Ben, apesar de sua natureza reservada, também começou a me mostrar seus sentimentos. Ele começou a me deixar pequenos desenhos em meu armário, retratando coisas que conversávamos ou momentos que compartilhávamos. Eram obras de arte, cheias de emoção e significado. Uma vez, ele me deu um livro de poesia, e quando eu o abri, encontrei uma passagem sublinhada que falava sobre a beleza de encontrar uma alma gêmea. Ele me olhou com aqueles olhos profundos, e eu soube que era sua forma de dizer que me amava.
Eu estava em uma encruzilhada. Cada um deles me oferecia algo único e precioso. Henry me oferecia segurança e uma conexão profunda e silenciosa. Leo me oferecia alegria e uma paixão vibrante. Ben me oferecia compreensão e uma intimidade intelectual e emocional.
A pressão começou a aumentar. Os amigos de Leo começaram a fazer perguntas, os olhares de Henry se tornaram mais intensos, e os pequenos gestos de Ben eram cada vez mais carregados de significado. Eu não podia mais adiar a decisão.
Uma noite, deitada na minha cama, olhando para o teto, eu me peguei pensando em cada um deles.
Henry. Eu me lembrava da primeira vez que o vi, da sua quietude, da forma como ele se agachou para me ajudar com os livros. Ele era como uma árvore forte, enraizada, sempre ali para mim. Sua presença era calmante, e eu sabia que com ele, eu estaria sempre protegida. Mas a falta de comunicação às vezes me deixava com dúvidas. Seria eu capaz de viver em um relacionamento onde as palavras eram tão escassas?

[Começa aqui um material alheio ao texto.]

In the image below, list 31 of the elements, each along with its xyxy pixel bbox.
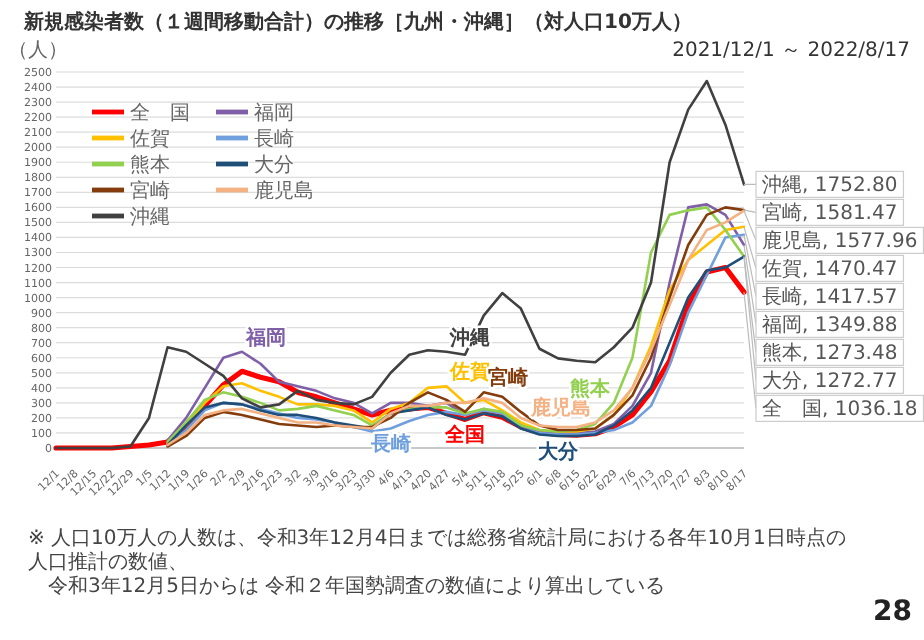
annotation: 福岡 bbox=[243, 325, 286, 350]
annotation: 宮崎 bbox=[487, 366, 528, 391]
legend-label: 鹿児島 bbox=[254, 179, 314, 203]
data-label: 長崎, 1417.57 bbox=[762, 285, 898, 310]
y-axis-title: （人） bbox=[8, 40, 68, 62]
text: ※ 人口10万人の人数は、令和3年12月4日までは総務省統計局における各年10月1日時点の人口推計の数値、 bbox=[28, 528, 848, 575]
legend-label: 沖縄 bbox=[130, 205, 170, 229]
annotation: 全国 bbox=[443, 423, 486, 448]
text: 28 bbox=[873, 596, 912, 628]
data-label: 福岡, 1349.88 bbox=[762, 313, 898, 338]
annotation: 佐賀 bbox=[448, 360, 491, 385]
legend-label: 福岡 bbox=[254, 101, 294, 125]
data-label: 大分, 1272.77 bbox=[762, 369, 898, 394]
legend-label: 佐賀 bbox=[130, 127, 170, 151]
legend-label: 全 国 bbox=[130, 101, 190, 125]
data-label: 宮崎, 1581.47 bbox=[762, 201, 898, 226]
text: 令和3年12月5日からは 令和２年国勢調査の数値により算出している bbox=[46, 576, 668, 600]
text: 2021/12/1 ～ 2022/8/17 bbox=[672, 40, 910, 62]
chart-title: 新規感染者数（１週間移動合計）の推移［九州・沖縄］（対人口10万人） bbox=[22, 10, 692, 34]
annotation: 長崎 bbox=[368, 432, 411, 457]
data-label: 鹿児島, 1577.96 bbox=[762, 229, 918, 254]
data-label: 全 国, 1036.18 bbox=[762, 397, 918, 422]
legend-label: 長崎 bbox=[254, 127, 294, 151]
data-label: 沖縄, 1752.80 bbox=[762, 173, 898, 198]
legend-label: 大分 bbox=[254, 153, 294, 177]
annotation: 大分 bbox=[536, 439, 581, 464]
legend-label: 熊本 bbox=[130, 153, 170, 177]
data-label: 佐賀, 1470.47 bbox=[762, 257, 898, 282]
data-label: 熊本, 1273.48 bbox=[762, 341, 898, 366]
annotation: 熊本 bbox=[569, 376, 612, 401]
legend-label: 宮崎 bbox=[130, 179, 170, 203]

Leo. Eu me lembrava do seu sorriso, da sua risada contagiante, da forma como ele me fazia sentir a garota mais especial do mundo. Com ele, a vida era uma aventura, cheia de risadas e momentos inesquecíveis. Ele era o sol, me aquecendo com sua energia. Mas eu me perguntava se toda aquela popularidade e energia não ofuscariam a mim mesma. Eu seria capaz de acompanhar seu ritmo?

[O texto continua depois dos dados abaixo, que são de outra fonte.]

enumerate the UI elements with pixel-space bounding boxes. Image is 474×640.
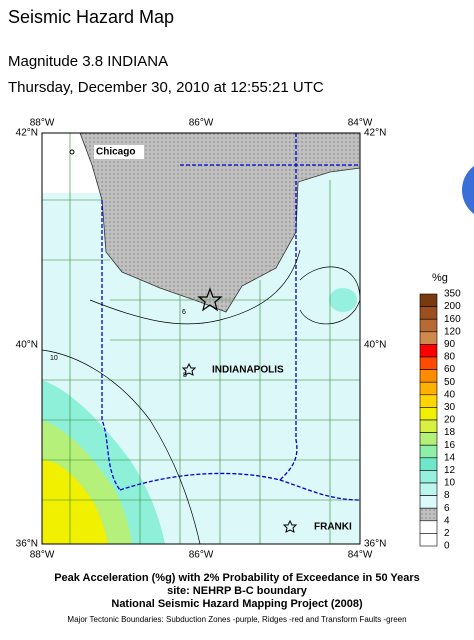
legend-label: 90 (444, 339, 456, 350)
hazard-zone (42, 460, 108, 544)
legend-swatch (419, 293, 438, 307)
map-frame (41, 132, 361, 545)
legend-swatch (419, 432, 438, 446)
contour-label: 10 (50, 355, 58, 362)
hazard-zone (329, 288, 357, 312)
legend-label: 80 (444, 352, 456, 363)
globe (462, 166, 474, 214)
legend-swatch (419, 306, 438, 320)
caption: site: NEHRP B-C boundary (167, 585, 308, 597)
legend-swatch (419, 507, 438, 522)
legend-label: 2 (444, 528, 450, 539)
caption: National Seismic Hazard Mapping Project … (111, 598, 363, 610)
date: Thursday, December 30, 2010 at 12:55:21 … (8, 79, 324, 96)
lat-label: 42°N (16, 128, 38, 139)
city-label: FRANKI (314, 522, 352, 533)
legend-label: 350 (444, 289, 461, 300)
legend-label: 200 (444, 301, 461, 312)
lat-label: 40°N (364, 340, 386, 351)
map (41, 132, 361, 545)
legend-swatch (419, 407, 438, 421)
lat-label: 36°N (364, 539, 386, 550)
legend: %g35020016012090806050403020181614121086… (419, 272, 461, 552)
lat-label: 36°N (16, 539, 38, 550)
legend-label: 10 (444, 478, 456, 489)
lon-label: 88°W (30, 118, 55, 129)
legend-title: %g (432, 272, 448, 284)
city-label: INDIANAPOLIS (212, 365, 284, 376)
legend-label: 4 (444, 515, 450, 526)
lat-label: 42°N (364, 128, 386, 139)
legend-label: 0 (444, 541, 450, 552)
legend-swatch (419, 470, 438, 484)
legend-swatch (419, 356, 438, 370)
city-marker (69, 149, 75, 155)
epicenter (197, 287, 223, 312)
city-label: Chicago (96, 147, 135, 158)
legend-label: 16 (444, 440, 456, 451)
title: Seismic Hazard Map (8, 7, 174, 27)
legend-label: 12 (444, 465, 456, 476)
legend-swatch (419, 419, 438, 433)
legend-label: 40 (444, 389, 456, 400)
lon-label: 84°W (348, 118, 373, 129)
lon-label: 84°W (348, 550, 373, 561)
lon-label: 86°W (189, 550, 214, 561)
state-borders (101, 133, 361, 501)
legend-swatch (419, 495, 438, 509)
legend-swatch (419, 394, 438, 408)
legend-label: 60 (444, 364, 456, 375)
legend-swatch (419, 482, 438, 496)
legend-label: 50 (444, 377, 456, 388)
legend-label: 18 (444, 427, 456, 438)
lon-label: 86°W (189, 118, 214, 129)
lake (79, 132, 361, 313)
legend-swatch (419, 444, 438, 459)
caption-note: Major Tectonic Boundaries: Subduction Zo… (67, 615, 406, 624)
contour-label: 8 (183, 372, 187, 379)
caption: Peak Acceleration (%g) with 2% Probabili… (54, 572, 420, 584)
legend-swatch (419, 457, 438, 471)
lat-label: 40°N (16, 340, 38, 351)
city-marker (282, 519, 298, 533)
legend-swatch (419, 369, 438, 383)
legend-swatch (419, 318, 438, 333)
legend-label: 6 (444, 503, 450, 514)
city-marker (181, 362, 197, 376)
legend-swatch (419, 533, 438, 547)
legend-swatch (419, 331, 438, 345)
legend-swatch (419, 381, 438, 396)
map-labels: 88°W 86°W 84°W88°W 86°W 84°W42°N40°N36°N42°N… (16, 118, 387, 561)
legend-swatch (419, 344, 438, 358)
event: Magnitude 3.8 INDIANA (8, 53, 168, 70)
legend-label: 8 (444, 490, 450, 501)
legend-label: 14 (444, 452, 456, 463)
lon-label: 88°W (30, 550, 55, 561)
legend-label: 30 (444, 402, 456, 413)
label-bg (94, 145, 144, 159)
legend-swatch (419, 520, 438, 534)
legend-label: 160 (444, 314, 461, 325)
legend-label: 120 (444, 326, 461, 337)
contour-label: 6 (182, 309, 186, 316)
legend-label: 20 (444, 415, 456, 426)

Ben. Eu me lembrava dos seus olhos profundos, da sua mente brilhante, da forma como ele me entendia sem que eu precisasse dizer uma palavra. Com ele, eu sentia uma conexão de alma, como se fôssemos feitos um para o outro. Ele era a lua, me guiando com sua luz suave e misteriosa. Mas sua timidez e sua tendência a se isolar me preocupavam. Eu seria capaz de tirá-lo de sua bolha, ou me juntaria a ele lá dentro?
Eu sabia que precisava tomar uma decisão, mas como escolher entre três corações que haviam se enlaçado ao meu de maneiras tão diferentes e igualmente intensas? O que eu realmente queria? O que eu realmente precisava?
A resposta não era fácil, e eu sabia que, não importa quem eu escolhesse, eu partiria o coração de dois deles. A escola Jeongsan havia me dado mais do que apenas um novo começo; ela havia me dado três amores, e agora, a difícil tarefa de escolher apenas um. O destino havia me colocado nesta situação, e agora, eu precisava encontrar a força para seguir meu próprio coração, mesmo que isso significasse dor para os outros. A jornada de escolher o meu demônio, o meu amor, estava apenas começando.